Go, Make, Baptize, Teach

Go, Make, Baptize, Teach

Matthew’s Gospel ends with the risen Jesus giving his disciples a job to do. Not just a job, but the only job. First, he establishes that he is indeed the one to be assigning such a task. “All authority in heaven and on earth has been given to me,” Jesus tells them (Matthew 28:18). Yes, the world, the whole cosmos actually, is in his hands. The tempter had once offered him this prize, but only at the cost of worshipping that which is not God. Jesus knew better. He knew that ultimate authority comes only through death and resurrection. So, it would be in the disciples’ best interest to pay close attention to the task he gives them now.

We call this the “Great Commission” and it involves four verbs: go, make, baptize, and teach.

Go. Embed yourselves in the lives of the people around you. Don’t just sit and wait for them to come to you. Bring the love of Christ with you everywhere you go.

Make. Make disciples, more specifically. A disciple is a student, someone who has built their life around learning from Jesus what a good, wise, and Godly life looks like, learning from Jesus what it truly means to be human. Go and make people hungry to learn from Jesus. (Believe me, they already are.)
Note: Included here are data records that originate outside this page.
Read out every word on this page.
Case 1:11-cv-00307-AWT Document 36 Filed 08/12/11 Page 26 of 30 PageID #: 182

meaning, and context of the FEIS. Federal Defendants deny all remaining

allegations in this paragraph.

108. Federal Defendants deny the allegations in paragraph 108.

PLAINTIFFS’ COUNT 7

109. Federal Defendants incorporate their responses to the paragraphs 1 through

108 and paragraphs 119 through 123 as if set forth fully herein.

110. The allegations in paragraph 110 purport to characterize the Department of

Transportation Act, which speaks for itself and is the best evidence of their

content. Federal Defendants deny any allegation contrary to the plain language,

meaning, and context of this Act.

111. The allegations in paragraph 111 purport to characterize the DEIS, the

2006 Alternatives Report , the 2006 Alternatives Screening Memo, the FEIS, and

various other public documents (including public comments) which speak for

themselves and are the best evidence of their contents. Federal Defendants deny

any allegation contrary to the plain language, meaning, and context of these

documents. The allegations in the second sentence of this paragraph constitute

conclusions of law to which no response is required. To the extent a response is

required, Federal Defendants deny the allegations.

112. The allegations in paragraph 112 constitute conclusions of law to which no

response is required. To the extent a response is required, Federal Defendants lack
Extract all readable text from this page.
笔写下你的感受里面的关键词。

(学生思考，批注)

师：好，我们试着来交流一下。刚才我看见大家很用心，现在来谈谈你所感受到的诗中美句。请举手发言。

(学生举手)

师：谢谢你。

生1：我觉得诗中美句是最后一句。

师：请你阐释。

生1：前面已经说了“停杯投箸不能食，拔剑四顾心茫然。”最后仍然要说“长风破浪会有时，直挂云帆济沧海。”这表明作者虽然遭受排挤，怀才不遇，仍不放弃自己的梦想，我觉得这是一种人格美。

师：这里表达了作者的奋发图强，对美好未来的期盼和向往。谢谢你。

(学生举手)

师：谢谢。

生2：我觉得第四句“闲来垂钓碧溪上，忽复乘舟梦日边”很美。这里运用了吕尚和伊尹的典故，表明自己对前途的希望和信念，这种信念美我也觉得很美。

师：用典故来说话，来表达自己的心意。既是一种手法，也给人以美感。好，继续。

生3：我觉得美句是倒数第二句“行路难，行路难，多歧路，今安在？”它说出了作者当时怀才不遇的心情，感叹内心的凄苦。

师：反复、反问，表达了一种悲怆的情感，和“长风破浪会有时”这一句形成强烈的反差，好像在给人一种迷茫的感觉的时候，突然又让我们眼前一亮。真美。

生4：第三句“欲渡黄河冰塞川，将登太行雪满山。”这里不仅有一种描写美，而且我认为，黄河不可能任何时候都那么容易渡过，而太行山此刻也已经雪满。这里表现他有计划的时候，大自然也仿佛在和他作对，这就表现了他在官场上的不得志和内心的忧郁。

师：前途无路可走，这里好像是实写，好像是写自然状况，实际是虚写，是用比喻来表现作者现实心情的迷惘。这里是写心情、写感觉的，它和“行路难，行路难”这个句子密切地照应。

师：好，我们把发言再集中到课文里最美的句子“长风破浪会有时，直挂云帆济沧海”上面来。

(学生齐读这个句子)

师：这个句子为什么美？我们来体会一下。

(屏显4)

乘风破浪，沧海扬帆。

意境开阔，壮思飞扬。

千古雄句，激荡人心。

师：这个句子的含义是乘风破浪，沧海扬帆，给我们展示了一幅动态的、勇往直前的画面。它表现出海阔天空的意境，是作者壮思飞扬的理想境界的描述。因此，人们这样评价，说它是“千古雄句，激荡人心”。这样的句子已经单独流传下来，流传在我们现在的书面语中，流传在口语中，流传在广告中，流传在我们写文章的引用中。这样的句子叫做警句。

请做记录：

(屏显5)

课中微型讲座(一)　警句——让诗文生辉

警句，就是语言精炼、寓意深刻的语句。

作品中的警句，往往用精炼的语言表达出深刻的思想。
Baptize in the name of Father, Son, and Spirit. Immerse these newly Jesus-infatuated learners in the very being of God. Submerge them into his heavenly reality.

Teach what I have taught you. Go back to the Sermon on the Mount (Matthew 5-7; Jesus and the disciples are on a mountain as he’s saying this in Matthew 28). That Sermon details for us life as God designed us to live it. It is a life characterized by blessing, forgiveness, non-violence, humility, generosity, prayer, and being a non-anxious, non-judgmental presence. That’s who Jesus has taught you to be. Now go and teach someone else how to be that, too. 

And so this is the Great Commission: go, make disciples, baptize, teach. But there is one more verb, and while it doesn’t feel quite as active as these other verbs, it is no less vibrant. The Great Commission’s final verb is: remember. “Remember that I am with you to the end of the age.”

Remember. Don’t forget. Don’t be asleep to it. Instead, be alert to it. Live in a constant awareness of the present of Jesus Christ through his Holy Spirit. All the way back in Matthew 1, Joseph is told that Mary’s baby will be nothing short of “Immanuel, God with us.” Now Matthew gives his story the perfect bookend with Jesus’ final words being, “I am with you.” Be comforted by that presence. Be activated by that presence.

The Great Commission is a series of directives sandwiched between two sweeping theological statements. All authority belongs to Jesus, and, he is with us always. Once we really become convinced these are true, what kind of things are possessed to do? What kind of life are we motivated to lived? When the truth of Christ’s presence and authority truly sinks into our hearts and minds, the ministry of going, making disciples, baptizing, and teaching will flow out of us naturally, even in the times we may not be aware we’re doing it.

All things in heaven and on earth are in the hands of the one who loves us, died for us, and is constantly present with us. Now, we will respond accordingly.